The existing test at frontend/src/components/__tests__/WorldMap.test.tsx mocks react-simple-maps. After the migration those mocks are invalid. Update the test:

  1. Remove the vi.mock("react-simple-maps", ...) block.

  2. Mock the TopoJSON data instead. Since the new implementation imports world-atlas/countries-110m.json directly, mock that module to return a minimal TopoJSON object containing a single country feature (e.g. id "840" for the US). Use topojson-client's feature() to verify the mock produces a valid GeoJSON feature.

  3. Keep the same assertions: tooltip appears on hover with country name and ban count, tooltip disappears on mouse leave, country element has correct ARIA attributes (role="button", aria-label, aria-pressed).

  4. Verify zoom controls render: assert that the three zoom buttons (Zoom In, Zoom Out, Reset) are present and have the correct aria-label values.
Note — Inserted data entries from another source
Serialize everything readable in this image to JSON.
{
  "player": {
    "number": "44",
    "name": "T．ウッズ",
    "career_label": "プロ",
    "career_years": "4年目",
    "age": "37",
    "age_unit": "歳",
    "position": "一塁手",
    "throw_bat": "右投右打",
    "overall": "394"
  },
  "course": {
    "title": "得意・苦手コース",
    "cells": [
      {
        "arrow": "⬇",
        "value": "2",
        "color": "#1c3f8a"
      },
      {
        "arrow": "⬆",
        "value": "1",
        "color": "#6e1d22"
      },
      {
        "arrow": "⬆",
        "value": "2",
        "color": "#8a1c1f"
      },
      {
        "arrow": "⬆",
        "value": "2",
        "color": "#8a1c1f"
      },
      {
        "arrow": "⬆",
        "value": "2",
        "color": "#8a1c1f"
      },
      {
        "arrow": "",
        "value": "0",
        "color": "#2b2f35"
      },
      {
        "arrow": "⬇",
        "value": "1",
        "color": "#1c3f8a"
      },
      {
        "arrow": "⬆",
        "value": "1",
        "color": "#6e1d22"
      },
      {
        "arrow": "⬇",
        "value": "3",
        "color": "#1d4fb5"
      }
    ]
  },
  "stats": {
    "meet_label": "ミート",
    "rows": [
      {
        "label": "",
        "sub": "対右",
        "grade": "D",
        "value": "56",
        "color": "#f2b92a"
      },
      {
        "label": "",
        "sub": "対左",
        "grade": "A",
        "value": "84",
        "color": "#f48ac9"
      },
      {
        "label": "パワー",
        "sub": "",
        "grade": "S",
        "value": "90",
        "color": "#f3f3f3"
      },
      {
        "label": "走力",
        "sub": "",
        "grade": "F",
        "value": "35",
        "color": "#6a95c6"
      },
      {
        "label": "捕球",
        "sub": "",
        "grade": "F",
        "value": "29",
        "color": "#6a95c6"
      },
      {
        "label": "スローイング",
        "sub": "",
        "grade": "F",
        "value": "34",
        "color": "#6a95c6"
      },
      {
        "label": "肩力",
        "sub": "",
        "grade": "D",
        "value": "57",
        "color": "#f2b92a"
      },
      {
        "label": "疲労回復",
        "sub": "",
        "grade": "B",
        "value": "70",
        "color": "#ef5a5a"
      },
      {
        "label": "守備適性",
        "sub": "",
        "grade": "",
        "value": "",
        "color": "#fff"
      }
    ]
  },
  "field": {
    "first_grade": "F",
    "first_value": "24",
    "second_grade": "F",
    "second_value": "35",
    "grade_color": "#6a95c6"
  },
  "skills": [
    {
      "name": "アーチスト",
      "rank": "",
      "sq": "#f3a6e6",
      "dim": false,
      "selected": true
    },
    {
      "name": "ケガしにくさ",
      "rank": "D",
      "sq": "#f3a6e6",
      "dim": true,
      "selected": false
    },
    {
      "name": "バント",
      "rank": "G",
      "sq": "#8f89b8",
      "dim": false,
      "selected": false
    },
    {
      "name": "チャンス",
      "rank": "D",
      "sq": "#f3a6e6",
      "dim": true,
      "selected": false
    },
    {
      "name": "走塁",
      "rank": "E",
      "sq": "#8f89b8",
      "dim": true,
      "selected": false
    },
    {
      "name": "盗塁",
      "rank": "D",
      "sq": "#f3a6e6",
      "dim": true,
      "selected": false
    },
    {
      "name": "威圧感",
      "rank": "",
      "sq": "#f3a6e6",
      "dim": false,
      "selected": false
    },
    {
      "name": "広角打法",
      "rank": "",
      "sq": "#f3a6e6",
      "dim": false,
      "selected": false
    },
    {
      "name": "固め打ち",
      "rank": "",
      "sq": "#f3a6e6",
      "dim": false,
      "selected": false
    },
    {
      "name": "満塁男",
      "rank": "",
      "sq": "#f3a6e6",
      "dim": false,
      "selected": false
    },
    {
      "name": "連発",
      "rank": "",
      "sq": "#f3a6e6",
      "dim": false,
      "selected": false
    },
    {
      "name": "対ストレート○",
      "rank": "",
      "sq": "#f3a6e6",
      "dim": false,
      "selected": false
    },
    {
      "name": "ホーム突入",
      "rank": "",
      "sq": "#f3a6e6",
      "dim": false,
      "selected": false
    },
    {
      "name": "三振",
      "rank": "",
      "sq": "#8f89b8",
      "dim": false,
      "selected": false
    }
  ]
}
  5. Also verify that tests in MapPage.test.tsx and HistoryPage.test.tsx still pass (they mock WorldMap at the component level so they should be unaffected, but confirm).


Task 6 — Remove CDN dependency and verify offline capability [DONE]

The old implementation fetched geography data from https://cdn.jsdelivr.net/npm/world-atlas@2/countries-110m.json at runtime. The new implementation bundles the data via the world-atlas npm package, so:

  1. Delete the GEO_URL constant.
  2. Confirm the TopoJSON file is included in the Vite bundle (imported as a JSON module).
  3. Verify the map renders correctly without any network request for geography data (check the browser network tab or write a test that asserts no fetch calls are made for the old CDN URL).

Task 7 — Final integration smoke test [DONE]

After all changes, manually verify the following against the feature specification in Docs/Features.md §4:

  • Countries are colour-coded by ban count (transparent → green → yellow → red) using smooth interpolation.
  • Ban count numbers are displayed centred inside each country that has bans.
  • Countries with zero bans are transparent with no label.
  • Clicking a country filters the companion ban table below.
  • Clicking the same country again deselects it.
  • Zoom in / zoom out / reset buttons work correctly (range 1×8×).
  • Mouse-wheel zoom and click-drag pan work.
  • Tooltip appears on hover showing country name and localised ban count.
  • Keyboard navigation works (Tab to focus, Enter/Space to toggle selection).
  • The map is responsive and scales with the container width.
  • Time-range selector on MapPage still updates the map data correctly.
  • Colour thresholds from settings are applied (thresholdLow, thresholdMedium, thresholdHigh props).
  • Run npm run test — all existing tests pass.
  • Run npm run build — production build succeeds with no errors or warnings.